One of the quiet truths in small business valuation is this: Add-backs are often where discipline goes to get negotiated.

Not always. Some add-backs are legitimate. Necessary, even. But this is the area where otherwise serious people can start getting remarkably creative.

A recurring expense becomes “one-time.”
A personal expense becomes “obviously discretionary.”
A weak year becomes “unrepresentative.”
A seller benefit becomes “easy to eliminate.”
A staffing cost becomes “something the buyer can absorb.”

And little by little, the earnings story starts improving.

On paper.

That is the part worth watching. Because the line between normalization and narrative can get thin very quickly.

Every transaction wants cleaner earnings. Every deal wants a stronger number. Every participant prefers the version of cash flow that makes the structure work.

That is exactly why this area requires discipline.
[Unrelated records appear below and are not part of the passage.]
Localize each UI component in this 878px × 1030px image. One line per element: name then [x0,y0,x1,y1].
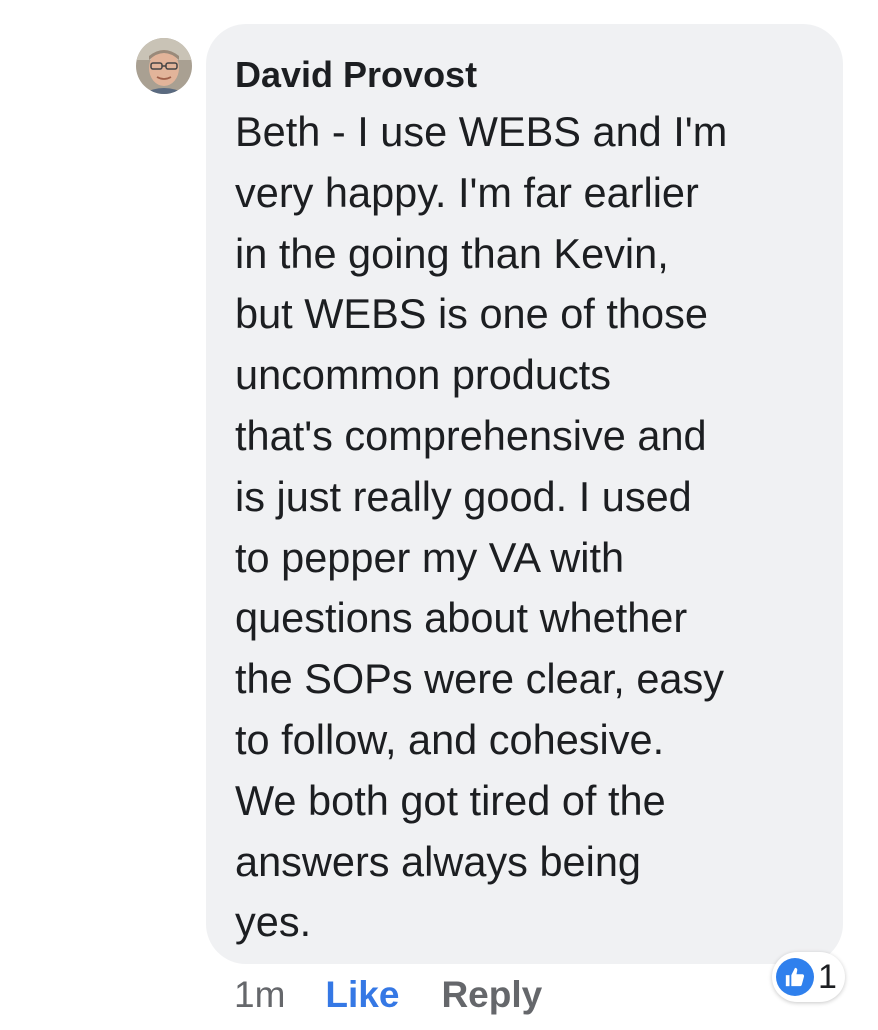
reaction-summary[interactable]: 1 [772,952,845,1002]
comment-actions: 1m Like Reply [234,970,542,1020]
comment-timestamp[interactable]: 1m [234,974,285,1016]
comment-author[interactable]: David Provost [235,54,817,96]
reaction-count: 1 [818,957,837,996]
avatar[interactable] [136,38,192,94]
comment-bubble: David Provost Beth - I use WEBS and I'm … [206,24,843,964]
like-button[interactable]: Like [325,974,399,1016]
thumbs-up-icon [776,958,814,996]
comment: David Provost Beth - I use WEBS and I'm … [0,0,878,1030]
reply-button[interactable]: Reply [441,974,542,1016]
comment-text: Beth - I use WEBS and I'm very happy. I'… [235,108,728,946]
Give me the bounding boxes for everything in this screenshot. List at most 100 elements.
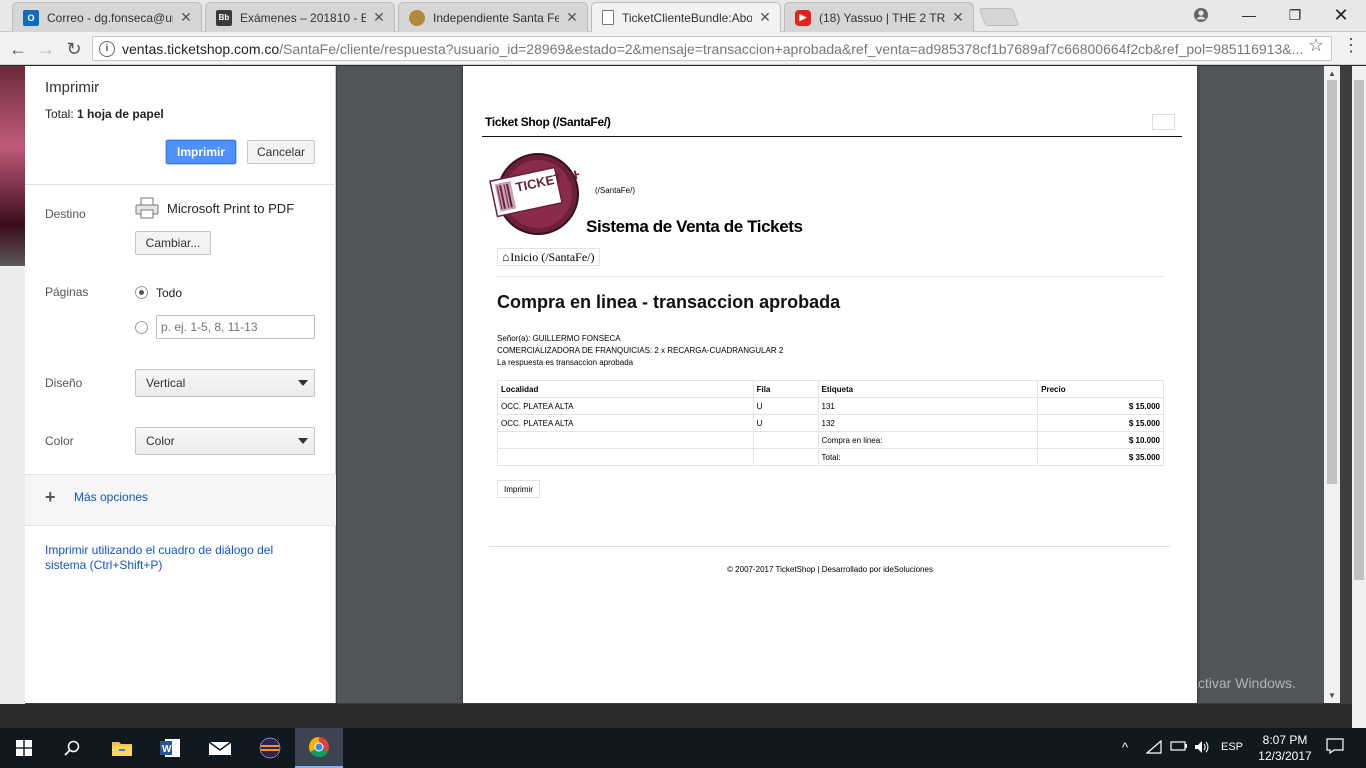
profile-icon[interactable] [1190,5,1212,25]
page-range-input[interactable] [156,315,315,339]
tab-title: Correo - dg.fonseca@uni [47,10,173,25]
minimize-icon[interactable]: — [1226,0,1272,30]
search-icon[interactable] [48,728,96,768]
show-hidden-icons[interactable]: ^ [1122,740,1128,755]
table-row: OCC. PLATEA ALTA U 132 $ 15.000 [497,414,1164,432]
table-cell: 131 [817,397,1039,415]
battery-icon[interactable] [1170,740,1188,755]
url-host: ventas.ticketshop.com.co [122,40,280,57]
table-cell: U [752,397,819,415]
close-icon[interactable]: ✕ [758,9,772,26]
cancel-button[interactable]: Cancelar [247,140,315,164]
taskbar: W ^ ESP 8:07 PM 12/3/2017 [0,728,1366,768]
item-line: COMERCIALIZADORA DE FRANQUICIAS: 2 x REC… [497,346,784,355]
scroll-down-icon[interactable]: ▼ [1328,691,1336,700]
destination-label: Destino [45,207,86,221]
table-row: Total: $ 35.000 [497,448,1164,466]
notifications-icon[interactable] [1326,738,1344,757]
printer-icon [135,197,159,219]
word-icon[interactable]: W [146,728,194,768]
table-cell: Total: [817,448,1039,466]
print-button[interactable]: Imprimir [166,140,236,164]
tab-blackboard[interactable]: Bb Exámenes – 201810 - Exa ✕ [205,2,395,32]
info-icon[interactable]: i [99,40,115,57]
address-bar[interactable]: i ventas.ticketshop.com.co/SantaFe/clien… [92,36,1332,61]
new-tab-button[interactable] [978,8,1020,26]
ticket-table: Localidad Fila Etiqueta Precio OCC. PLAT… [497,380,1164,466]
table-cell [497,448,754,466]
close-icon[interactable]: ✕ [565,9,579,26]
divider [25,184,336,185]
page-footer: © 2007-2017 TicketShop | Desarrollado po… [463,565,1197,574]
pages-custom-radio[interactable] [135,321,148,334]
chevron-down-icon [298,380,308,386]
column-header: Precio [1037,380,1164,398]
more-options-toggle[interactable]: + Más opciones [45,488,148,506]
bookmark-star-icon[interactable]: ☆ [1308,35,1324,56]
column-header: Fila [752,380,819,398]
language-indicator[interactable]: ESP [1221,741,1243,753]
close-icon[interactable]: ✕ [179,9,193,26]
logo-subtitle: (/SantaFe/) [595,186,636,195]
close-icon[interactable]: ✕ [951,9,965,26]
preview-scrollbar[interactable]: ▲ ▼ [1324,66,1340,703]
color-select[interactable]: Color [135,427,315,455]
restore-icon[interactable]: ❐ [1272,0,1318,30]
clock-date: 12/3/2017 [1258,749,1312,763]
pages-all-radio[interactable] [135,286,148,299]
printer-name: Microsoft Print to PDF [167,201,295,216]
system-dialog-link[interactable]: Imprimir utilizando el cuadro de diálogo… [45,543,305,573]
network-icon[interactable] [1145,739,1162,757]
tab-ticketshop[interactable]: TicketClienteBundle:Abo ✕ [591,2,781,32]
header-rule [482,136,1182,137]
purchase-info: Señor(a): GUILLERMO FONSECA COMERCIALIZA… [497,333,783,369]
clock-time: 8:07 PM [1262,733,1308,747]
watermark-line-1: Activar Windows [1036,651,1170,671]
chrome-icon[interactable] [295,728,343,768]
blackboard-icon: Bb [216,9,232,26]
scrollbar-thumb[interactable] [1327,80,1337,484]
header-box [1152,114,1175,130]
close-icon[interactable]: ✕ [372,9,386,26]
eclipse-icon[interactable] [246,728,294,768]
volume-icon[interactable] [1194,740,1210,757]
youtube-icon: ▶ [795,9,811,26]
column-header: Etiqueta [817,380,1039,398]
change-destination-button[interactable]: Cambiar... [135,231,211,255]
tab-outlook[interactable]: O Correo - dg.fonseca@uni ✕ [12,2,202,32]
preview-page: Ticket Shop (/SantaFe/) TICKET SHOP (/Sa… [463,66,1197,703]
pages-label: Páginas [45,285,89,299]
outlook-icon: O [23,9,39,26]
layout-value: Vertical [146,376,186,390]
file-explorer-icon[interactable] [98,728,146,768]
windows-start-icon[interactable] [0,728,48,768]
color-label: Color [45,434,74,448]
print-preview: Ticket Shop (/SantaFe/) TICKET SHOP (/Sa… [337,66,1340,703]
page-scrollbar[interactable] [1352,66,1366,728]
back-icon[interactable]: ← [6,37,30,61]
home-link: ⌂ Inicio (/SantaFe/) [497,248,600,266]
clock[interactable]: 8:07 PM 12/3/2017 [1253,732,1317,764]
reload-icon[interactable]: ↻ [62,37,86,61]
tab-santafe[interactable]: Independiente Santa Fe - ✕ [398,2,588,32]
footer-rule [489,546,1170,547]
table-cell [497,431,754,449]
close-window-icon[interactable]: ✕ [1318,0,1364,30]
table-header-row: Localidad Fila Etiqueta Precio [497,380,1164,398]
url-path: /SantaFe/cliente/respuesta?usuario_id=28… [279,40,1304,57]
home-link-label: Inicio (/SantaFe/) [510,249,595,264]
forward-icon[interactable]: → [34,37,58,61]
preview-print-button: Imprimir [497,480,540,498]
scroll-up-icon[interactable]: ▲ [1328,69,1336,78]
layout-select[interactable]: Vertical [135,369,315,397]
table-cell: $ 15.000 [1037,414,1164,432]
table-cell: OCC. PLATEA ALTA [497,414,754,432]
system-title: Sistema de Venta de Tickets [586,217,803,236]
tab-title: (18) Yassuo | THE 2 TRICK [819,10,945,25]
tab-strip: O Correo - dg.fonseca@uni ✕ Bb Exámenes … [0,0,1366,32]
menu-icon[interactable]: ⋮ [1342,36,1360,54]
customer-line: Señor(a): GUILLERMO FONSECA [497,334,621,343]
mail-icon[interactable] [196,728,244,768]
scrollbar-thumb[interactable] [1354,80,1364,580]
tab-youtube[interactable]: ▶ (18) Yassuo | THE 2 TRICK ✕ [784,2,974,32]
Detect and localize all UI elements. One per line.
The quiet truth is not that add-backs are improper. The quiet truth is that they are often where the pressure to make the deal work first shows up in numerical form.

That is why I pay attention when the original financial statements look one way, but the adjusted story looks dramatically better after a series of assumptions that all happen to lean in the same direction.

Sometimes the adjustments are right. Sometimes they are just hopeful. And hopeful adjustments have a way of aging badly after closing.